Head over to the Notion site and create a new integration. Copy the Internal Integration Secret and add it to the .env file of your application as follows.

SEAPLANE_API_KEY=<YOUR-SEAPLANE-API=KEY>
NOTION_KEY=<YOUR-INTERNAL-INTEGRATION_SECRET>

Add the integration to all pages you want to process. By default, all nested pages are processed. As such the easiest way to analyze all pages is by creating a primary page that contains all other pages and adding the integration to this page only.

To add an integration to a page click on the three dots at the top right corner of the page and scroll all the way down to the bottom of the menu and click Add connections, and now select the integration you just created.

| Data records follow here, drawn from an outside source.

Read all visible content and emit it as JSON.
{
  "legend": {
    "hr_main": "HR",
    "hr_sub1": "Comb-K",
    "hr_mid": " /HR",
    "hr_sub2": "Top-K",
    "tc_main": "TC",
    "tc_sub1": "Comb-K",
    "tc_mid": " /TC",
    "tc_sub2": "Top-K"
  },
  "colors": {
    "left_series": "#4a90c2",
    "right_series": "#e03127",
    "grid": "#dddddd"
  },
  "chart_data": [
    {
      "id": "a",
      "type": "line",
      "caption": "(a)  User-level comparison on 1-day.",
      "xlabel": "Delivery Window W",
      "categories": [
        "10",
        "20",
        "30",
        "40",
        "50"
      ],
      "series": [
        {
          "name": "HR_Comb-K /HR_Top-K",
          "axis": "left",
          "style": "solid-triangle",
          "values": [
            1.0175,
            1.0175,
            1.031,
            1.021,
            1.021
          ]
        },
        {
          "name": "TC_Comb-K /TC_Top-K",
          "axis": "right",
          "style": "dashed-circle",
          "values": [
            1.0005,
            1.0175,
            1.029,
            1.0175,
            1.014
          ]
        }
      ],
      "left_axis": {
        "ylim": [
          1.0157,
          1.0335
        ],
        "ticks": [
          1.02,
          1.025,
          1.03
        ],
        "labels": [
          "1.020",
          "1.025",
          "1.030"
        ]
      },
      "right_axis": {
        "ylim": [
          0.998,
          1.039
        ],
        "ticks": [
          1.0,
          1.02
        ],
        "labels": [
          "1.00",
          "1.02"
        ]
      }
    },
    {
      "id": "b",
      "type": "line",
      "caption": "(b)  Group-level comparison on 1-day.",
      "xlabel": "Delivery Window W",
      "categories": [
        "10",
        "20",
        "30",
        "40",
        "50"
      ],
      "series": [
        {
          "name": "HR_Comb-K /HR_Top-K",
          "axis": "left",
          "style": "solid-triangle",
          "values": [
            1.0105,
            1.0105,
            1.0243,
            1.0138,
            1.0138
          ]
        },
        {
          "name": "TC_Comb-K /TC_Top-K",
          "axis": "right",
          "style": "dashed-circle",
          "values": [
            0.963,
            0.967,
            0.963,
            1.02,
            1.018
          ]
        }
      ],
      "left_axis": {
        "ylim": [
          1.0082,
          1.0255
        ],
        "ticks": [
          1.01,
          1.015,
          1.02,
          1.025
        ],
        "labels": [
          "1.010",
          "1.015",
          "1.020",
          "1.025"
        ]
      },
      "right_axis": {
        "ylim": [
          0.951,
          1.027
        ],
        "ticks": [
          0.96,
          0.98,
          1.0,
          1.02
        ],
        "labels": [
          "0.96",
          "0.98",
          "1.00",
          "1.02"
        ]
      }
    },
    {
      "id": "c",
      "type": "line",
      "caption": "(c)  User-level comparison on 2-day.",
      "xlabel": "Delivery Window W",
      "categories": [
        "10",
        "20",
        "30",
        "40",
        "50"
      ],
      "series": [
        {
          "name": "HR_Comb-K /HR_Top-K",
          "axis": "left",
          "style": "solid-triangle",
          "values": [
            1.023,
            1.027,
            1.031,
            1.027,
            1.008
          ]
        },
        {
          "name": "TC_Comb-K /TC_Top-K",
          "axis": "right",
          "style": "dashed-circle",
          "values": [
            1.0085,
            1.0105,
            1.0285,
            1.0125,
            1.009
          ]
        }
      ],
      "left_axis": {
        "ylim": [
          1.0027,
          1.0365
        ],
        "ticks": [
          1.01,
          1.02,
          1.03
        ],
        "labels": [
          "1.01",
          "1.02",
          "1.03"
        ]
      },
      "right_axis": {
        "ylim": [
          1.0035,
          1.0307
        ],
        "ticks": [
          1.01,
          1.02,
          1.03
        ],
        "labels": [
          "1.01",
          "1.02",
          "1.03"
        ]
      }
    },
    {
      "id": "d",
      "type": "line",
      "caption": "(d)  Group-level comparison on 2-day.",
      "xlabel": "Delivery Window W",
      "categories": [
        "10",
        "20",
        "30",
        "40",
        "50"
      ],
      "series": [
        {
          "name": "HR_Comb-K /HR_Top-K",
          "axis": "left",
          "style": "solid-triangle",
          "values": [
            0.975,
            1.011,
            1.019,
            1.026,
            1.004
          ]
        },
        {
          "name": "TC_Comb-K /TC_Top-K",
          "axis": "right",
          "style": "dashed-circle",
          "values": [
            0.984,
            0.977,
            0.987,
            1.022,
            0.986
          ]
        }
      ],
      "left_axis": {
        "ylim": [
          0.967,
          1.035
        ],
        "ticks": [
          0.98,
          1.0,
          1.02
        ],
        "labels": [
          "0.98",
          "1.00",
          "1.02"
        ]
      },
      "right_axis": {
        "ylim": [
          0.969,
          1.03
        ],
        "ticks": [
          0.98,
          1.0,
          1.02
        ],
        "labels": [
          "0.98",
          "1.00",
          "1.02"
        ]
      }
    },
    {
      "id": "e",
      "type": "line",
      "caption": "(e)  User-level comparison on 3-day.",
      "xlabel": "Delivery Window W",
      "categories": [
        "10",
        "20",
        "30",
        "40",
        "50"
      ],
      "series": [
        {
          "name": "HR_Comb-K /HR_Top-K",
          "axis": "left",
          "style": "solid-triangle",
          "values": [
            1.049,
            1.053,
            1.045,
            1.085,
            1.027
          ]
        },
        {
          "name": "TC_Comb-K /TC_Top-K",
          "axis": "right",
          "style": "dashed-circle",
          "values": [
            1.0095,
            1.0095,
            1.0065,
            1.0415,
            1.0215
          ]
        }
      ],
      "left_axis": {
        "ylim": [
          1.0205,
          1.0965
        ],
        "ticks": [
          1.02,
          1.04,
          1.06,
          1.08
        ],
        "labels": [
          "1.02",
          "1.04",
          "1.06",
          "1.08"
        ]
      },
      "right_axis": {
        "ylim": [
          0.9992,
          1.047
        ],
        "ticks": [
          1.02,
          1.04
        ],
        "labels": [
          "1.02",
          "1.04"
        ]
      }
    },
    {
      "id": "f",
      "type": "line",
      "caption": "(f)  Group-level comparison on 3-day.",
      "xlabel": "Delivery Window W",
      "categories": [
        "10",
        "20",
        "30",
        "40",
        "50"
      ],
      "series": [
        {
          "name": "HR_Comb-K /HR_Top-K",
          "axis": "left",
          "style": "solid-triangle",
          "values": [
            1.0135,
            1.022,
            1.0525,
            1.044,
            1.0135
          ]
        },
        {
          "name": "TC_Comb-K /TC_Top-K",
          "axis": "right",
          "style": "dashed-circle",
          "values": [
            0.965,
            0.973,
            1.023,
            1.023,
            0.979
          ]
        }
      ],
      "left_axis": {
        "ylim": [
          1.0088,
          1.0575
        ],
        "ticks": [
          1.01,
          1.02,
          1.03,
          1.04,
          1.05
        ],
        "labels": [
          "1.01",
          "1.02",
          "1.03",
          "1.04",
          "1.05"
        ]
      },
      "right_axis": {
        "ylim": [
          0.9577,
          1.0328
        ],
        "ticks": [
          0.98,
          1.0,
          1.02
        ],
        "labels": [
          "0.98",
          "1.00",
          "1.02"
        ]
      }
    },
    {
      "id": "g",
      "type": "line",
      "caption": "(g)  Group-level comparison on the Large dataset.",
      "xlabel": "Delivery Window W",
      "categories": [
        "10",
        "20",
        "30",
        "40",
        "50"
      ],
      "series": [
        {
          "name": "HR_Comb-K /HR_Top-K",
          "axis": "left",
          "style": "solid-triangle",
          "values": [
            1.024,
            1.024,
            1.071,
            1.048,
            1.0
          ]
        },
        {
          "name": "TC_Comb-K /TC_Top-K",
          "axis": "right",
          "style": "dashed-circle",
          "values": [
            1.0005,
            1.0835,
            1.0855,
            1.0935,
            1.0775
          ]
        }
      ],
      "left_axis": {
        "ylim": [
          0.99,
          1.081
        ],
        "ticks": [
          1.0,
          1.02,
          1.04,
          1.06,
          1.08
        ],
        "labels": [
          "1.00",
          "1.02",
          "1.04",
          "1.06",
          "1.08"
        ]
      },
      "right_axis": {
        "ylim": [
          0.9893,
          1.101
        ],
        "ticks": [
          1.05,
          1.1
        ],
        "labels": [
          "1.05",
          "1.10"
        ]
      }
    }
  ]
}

Trigger a run of your processor by calling the API endpoint. Processing of the documents might take a few minutes to hours depending on the size of your Notion$$ repository. But once the first document is processed you can start asking questions.

Your Notion pages now have a chatGPT-style API endpoint to ask questions!

tip

Notion allows any user to create pages, this in many cases means there are a ton of less relevant pages. For example, at Seaplane everyone has personal pages with a lot of braindumps and to-do lists. To increase the performance of your chatbot you can consider excluding those pages from the chatbot i.e., removing the integration from these pages.